Le monde tel que nous le ressentons n’est pas différent de celui des fictions romanesques et, dans tout ça, il est difficile de fixer la limite entre le normal et le pathologique.
Il en est ainsi du successeur de Sarko, rencontré dans ce livre relatant les années 2015. S’agit-il d’un émule de Sarko ? Sans doute. Ne se souvient-il pas « de l’héroïsme dont avait fait preuve vingt ans plus tôt son prédécesseur Nicolas Sarkozy ? »(p.270)
Fort de cet exemple, le successeur de notre président actuel part dangereusement récupérer son Ministre des Affaires Etrangères, parmi des épaves humaines alcoolisées et gaudriolesques, squattant le haut d’une tour du Boulevard Vincent Auriol.
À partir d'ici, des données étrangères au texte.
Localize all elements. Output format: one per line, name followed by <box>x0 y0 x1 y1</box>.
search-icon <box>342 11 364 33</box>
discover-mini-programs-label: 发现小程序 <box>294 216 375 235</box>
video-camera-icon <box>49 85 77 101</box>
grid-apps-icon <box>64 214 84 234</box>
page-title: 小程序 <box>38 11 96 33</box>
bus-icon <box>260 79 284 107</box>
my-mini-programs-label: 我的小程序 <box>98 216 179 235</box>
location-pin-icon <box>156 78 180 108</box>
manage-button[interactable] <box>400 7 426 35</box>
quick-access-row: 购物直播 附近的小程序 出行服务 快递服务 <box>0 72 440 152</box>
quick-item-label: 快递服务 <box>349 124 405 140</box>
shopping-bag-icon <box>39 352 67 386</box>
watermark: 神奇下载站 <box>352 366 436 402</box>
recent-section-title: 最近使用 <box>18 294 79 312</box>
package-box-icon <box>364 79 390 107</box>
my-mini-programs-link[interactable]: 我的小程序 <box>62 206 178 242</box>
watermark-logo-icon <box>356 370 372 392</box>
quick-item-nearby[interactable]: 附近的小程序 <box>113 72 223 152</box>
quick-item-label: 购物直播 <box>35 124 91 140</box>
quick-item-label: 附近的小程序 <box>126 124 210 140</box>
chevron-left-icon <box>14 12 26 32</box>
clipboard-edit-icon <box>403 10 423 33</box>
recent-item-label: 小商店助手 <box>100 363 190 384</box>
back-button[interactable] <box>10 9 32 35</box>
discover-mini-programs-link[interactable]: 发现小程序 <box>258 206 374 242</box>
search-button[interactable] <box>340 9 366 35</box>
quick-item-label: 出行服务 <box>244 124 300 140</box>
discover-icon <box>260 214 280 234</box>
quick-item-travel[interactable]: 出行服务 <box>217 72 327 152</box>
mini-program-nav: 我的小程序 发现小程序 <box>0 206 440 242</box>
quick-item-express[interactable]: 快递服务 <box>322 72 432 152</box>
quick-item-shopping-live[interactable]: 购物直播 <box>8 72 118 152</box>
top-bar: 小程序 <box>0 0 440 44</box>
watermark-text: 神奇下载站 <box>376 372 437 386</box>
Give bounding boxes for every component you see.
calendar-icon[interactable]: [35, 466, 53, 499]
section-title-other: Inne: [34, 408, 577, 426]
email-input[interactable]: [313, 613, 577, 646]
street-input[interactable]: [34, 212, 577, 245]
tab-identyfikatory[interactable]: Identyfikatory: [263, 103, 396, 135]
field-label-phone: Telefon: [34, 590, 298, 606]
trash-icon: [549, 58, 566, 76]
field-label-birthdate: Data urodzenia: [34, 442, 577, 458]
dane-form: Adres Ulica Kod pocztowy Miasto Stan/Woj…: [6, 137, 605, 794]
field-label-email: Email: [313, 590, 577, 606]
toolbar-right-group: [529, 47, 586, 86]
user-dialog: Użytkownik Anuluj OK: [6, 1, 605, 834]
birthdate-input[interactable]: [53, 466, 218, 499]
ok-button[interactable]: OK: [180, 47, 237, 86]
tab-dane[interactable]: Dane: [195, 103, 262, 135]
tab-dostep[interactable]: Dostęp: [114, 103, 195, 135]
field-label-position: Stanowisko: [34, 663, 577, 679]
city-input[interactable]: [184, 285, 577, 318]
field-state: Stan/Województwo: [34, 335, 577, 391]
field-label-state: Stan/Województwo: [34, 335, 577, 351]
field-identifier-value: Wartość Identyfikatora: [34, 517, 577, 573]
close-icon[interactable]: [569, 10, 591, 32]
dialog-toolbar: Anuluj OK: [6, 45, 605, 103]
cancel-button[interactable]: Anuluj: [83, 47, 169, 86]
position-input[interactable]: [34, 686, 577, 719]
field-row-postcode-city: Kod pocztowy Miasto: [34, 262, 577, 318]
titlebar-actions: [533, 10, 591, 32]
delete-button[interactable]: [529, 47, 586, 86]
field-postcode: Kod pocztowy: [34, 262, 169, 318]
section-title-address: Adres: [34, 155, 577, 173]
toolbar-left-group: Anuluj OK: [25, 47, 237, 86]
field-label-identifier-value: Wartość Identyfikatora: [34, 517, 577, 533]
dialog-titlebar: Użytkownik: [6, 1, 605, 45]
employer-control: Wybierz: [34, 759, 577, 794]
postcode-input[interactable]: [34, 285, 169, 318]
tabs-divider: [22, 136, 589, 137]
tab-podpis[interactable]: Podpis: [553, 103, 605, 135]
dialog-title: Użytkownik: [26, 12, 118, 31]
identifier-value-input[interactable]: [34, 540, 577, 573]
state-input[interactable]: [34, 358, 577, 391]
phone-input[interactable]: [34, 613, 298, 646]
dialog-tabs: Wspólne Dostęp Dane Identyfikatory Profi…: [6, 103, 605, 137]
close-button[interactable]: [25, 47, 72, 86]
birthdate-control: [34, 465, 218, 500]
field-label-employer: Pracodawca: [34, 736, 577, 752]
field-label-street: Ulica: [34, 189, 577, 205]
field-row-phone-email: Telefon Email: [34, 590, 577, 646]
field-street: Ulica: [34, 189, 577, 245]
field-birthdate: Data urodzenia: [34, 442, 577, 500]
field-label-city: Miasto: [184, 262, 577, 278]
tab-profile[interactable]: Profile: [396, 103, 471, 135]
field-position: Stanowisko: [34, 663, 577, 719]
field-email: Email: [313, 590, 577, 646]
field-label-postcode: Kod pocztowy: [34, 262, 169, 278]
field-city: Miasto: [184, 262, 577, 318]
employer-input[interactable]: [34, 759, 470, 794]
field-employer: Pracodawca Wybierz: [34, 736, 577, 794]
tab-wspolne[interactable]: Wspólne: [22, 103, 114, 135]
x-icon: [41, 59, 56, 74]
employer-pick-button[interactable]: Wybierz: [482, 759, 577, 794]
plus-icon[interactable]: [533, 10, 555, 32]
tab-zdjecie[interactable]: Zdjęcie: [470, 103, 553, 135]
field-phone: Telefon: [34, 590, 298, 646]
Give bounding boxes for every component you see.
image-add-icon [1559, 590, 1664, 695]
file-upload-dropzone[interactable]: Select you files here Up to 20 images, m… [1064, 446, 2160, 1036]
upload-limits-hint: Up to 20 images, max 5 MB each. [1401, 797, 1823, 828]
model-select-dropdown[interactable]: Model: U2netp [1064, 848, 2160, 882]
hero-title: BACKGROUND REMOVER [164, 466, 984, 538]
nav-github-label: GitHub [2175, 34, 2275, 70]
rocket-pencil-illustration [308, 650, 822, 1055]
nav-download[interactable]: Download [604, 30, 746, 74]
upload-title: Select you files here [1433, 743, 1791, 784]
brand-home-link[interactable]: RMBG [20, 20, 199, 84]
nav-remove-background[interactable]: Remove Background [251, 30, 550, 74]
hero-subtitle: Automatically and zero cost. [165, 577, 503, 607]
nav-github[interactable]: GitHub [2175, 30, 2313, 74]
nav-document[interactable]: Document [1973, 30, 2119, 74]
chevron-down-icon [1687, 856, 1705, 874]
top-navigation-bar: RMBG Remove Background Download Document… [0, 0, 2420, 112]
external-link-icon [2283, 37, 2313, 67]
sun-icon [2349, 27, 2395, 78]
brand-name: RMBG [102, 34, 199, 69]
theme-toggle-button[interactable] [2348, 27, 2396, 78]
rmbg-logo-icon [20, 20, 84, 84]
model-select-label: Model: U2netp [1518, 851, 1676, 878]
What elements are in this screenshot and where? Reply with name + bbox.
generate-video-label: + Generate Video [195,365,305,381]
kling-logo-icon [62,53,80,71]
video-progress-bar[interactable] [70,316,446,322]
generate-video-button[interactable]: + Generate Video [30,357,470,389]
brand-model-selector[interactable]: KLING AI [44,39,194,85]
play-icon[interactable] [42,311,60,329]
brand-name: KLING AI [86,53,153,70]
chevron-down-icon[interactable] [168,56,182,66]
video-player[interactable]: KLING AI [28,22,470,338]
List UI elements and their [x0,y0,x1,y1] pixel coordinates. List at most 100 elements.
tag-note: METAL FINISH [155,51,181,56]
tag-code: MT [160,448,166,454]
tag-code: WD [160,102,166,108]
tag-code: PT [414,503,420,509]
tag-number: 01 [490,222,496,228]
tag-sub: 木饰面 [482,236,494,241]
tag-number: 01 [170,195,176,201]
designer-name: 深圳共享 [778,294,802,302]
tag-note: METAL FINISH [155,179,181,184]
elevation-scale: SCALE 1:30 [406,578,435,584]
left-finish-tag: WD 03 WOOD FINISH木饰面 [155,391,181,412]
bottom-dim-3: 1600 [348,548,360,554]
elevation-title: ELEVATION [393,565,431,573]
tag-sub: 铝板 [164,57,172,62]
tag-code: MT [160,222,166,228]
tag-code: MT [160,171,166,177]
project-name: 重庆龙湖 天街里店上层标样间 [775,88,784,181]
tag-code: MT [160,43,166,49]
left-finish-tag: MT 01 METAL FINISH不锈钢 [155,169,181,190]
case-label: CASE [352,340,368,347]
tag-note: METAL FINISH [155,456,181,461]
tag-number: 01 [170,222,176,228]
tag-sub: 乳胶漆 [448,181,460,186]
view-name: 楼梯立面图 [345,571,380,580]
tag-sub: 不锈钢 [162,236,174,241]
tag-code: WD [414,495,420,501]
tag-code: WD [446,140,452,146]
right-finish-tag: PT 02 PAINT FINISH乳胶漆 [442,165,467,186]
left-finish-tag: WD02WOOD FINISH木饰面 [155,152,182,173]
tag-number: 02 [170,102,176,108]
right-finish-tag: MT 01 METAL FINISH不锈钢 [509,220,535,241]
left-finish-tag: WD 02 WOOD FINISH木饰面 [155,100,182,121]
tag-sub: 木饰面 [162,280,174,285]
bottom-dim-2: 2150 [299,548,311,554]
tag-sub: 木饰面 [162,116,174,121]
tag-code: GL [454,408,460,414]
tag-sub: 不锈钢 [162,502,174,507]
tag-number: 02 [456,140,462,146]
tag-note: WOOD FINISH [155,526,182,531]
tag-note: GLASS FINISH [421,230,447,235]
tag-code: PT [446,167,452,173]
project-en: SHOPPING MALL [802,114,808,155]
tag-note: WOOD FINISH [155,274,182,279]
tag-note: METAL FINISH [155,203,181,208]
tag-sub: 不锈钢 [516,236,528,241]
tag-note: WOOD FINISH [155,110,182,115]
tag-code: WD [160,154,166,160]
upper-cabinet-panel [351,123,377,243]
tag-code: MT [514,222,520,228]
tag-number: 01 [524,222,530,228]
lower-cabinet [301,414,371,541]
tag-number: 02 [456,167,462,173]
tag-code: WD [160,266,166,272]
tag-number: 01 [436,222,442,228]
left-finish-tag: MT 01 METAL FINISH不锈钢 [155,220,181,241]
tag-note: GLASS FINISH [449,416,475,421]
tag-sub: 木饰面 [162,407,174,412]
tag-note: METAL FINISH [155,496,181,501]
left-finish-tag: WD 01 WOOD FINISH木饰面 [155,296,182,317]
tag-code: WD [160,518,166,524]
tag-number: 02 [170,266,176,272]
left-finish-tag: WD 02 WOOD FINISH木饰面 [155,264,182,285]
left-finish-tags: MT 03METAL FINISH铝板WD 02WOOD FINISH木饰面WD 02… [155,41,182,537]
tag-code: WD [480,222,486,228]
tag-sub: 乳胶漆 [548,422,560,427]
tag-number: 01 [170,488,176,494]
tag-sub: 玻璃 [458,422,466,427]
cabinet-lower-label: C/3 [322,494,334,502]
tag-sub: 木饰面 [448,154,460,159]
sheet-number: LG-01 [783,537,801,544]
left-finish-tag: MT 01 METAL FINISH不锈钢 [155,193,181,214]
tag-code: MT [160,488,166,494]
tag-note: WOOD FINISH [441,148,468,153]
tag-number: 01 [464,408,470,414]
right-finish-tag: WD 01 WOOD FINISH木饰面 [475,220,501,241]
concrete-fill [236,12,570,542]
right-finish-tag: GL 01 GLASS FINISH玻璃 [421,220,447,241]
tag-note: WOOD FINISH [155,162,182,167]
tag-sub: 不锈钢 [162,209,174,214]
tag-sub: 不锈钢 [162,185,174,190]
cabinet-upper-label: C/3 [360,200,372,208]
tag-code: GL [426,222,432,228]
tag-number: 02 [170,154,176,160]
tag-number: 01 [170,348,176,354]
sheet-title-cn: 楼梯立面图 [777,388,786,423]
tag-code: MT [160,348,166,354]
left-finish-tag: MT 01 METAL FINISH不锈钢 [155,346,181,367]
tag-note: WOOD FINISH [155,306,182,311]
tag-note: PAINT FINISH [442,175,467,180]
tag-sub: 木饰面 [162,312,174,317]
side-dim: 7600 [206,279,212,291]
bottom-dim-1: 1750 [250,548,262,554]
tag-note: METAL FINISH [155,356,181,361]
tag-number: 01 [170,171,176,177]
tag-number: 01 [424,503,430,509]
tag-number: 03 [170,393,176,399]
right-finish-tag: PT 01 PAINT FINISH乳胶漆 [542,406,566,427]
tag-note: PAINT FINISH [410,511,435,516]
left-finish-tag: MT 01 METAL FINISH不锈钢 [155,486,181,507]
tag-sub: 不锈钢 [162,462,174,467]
Du haut de ce perchoir, le Président de la République, marqué par la dérive du dernier quinquennat, songe à son successeur qui :
« serait peut-être conduit en cas de banqueroute absolue à mettre la France aux enchères et à accepter finalement qu’elle prenne le nom d’une marque de voiture indienne… L’Europe s’appellerait déjà du nom de l’émirat arabe qui sponsoriserait la construction des hôpitaux… »(p.276)
Folie d’hier, folie d’aujourd’hui, La pathologie de ceux qui nous gouvernent n’est guère différente de celle de Cruche Martinet, cette vieille maso qui jouit des sévices de son mari, le redoutable Galopin Martinet.
Mais les héros de cette folle équipée dans Paris, se sont Sévère et Marjorie, couple quasi-démentiel, à la recherche d’une humanité débarrassée du besoin sexuel à l’instar du Président de la République et de son Ministre des affaires Etrangères.
Marjorie, nymphomane comme la femme du Président, tente de cliver l’amour et la sexualité en s’envoyant en l’air avec des sex-toys. Elle dit continuellement « Moi, je t’aime » à Sévère. Parviendra-t-elle pour autant à l’aimer ?
Pas facile dans cette humanité à la Jauffret, où tout le monde est à la fois manipulateur et manipulé, le dominé utilisant sa souffrance pour se jouer de son bourreau.
L’humanité de Jauffret n’est ni bonne ni mauvaise. A l’Elysée comme dans la rue, c’est d’ailleurs la même réalité.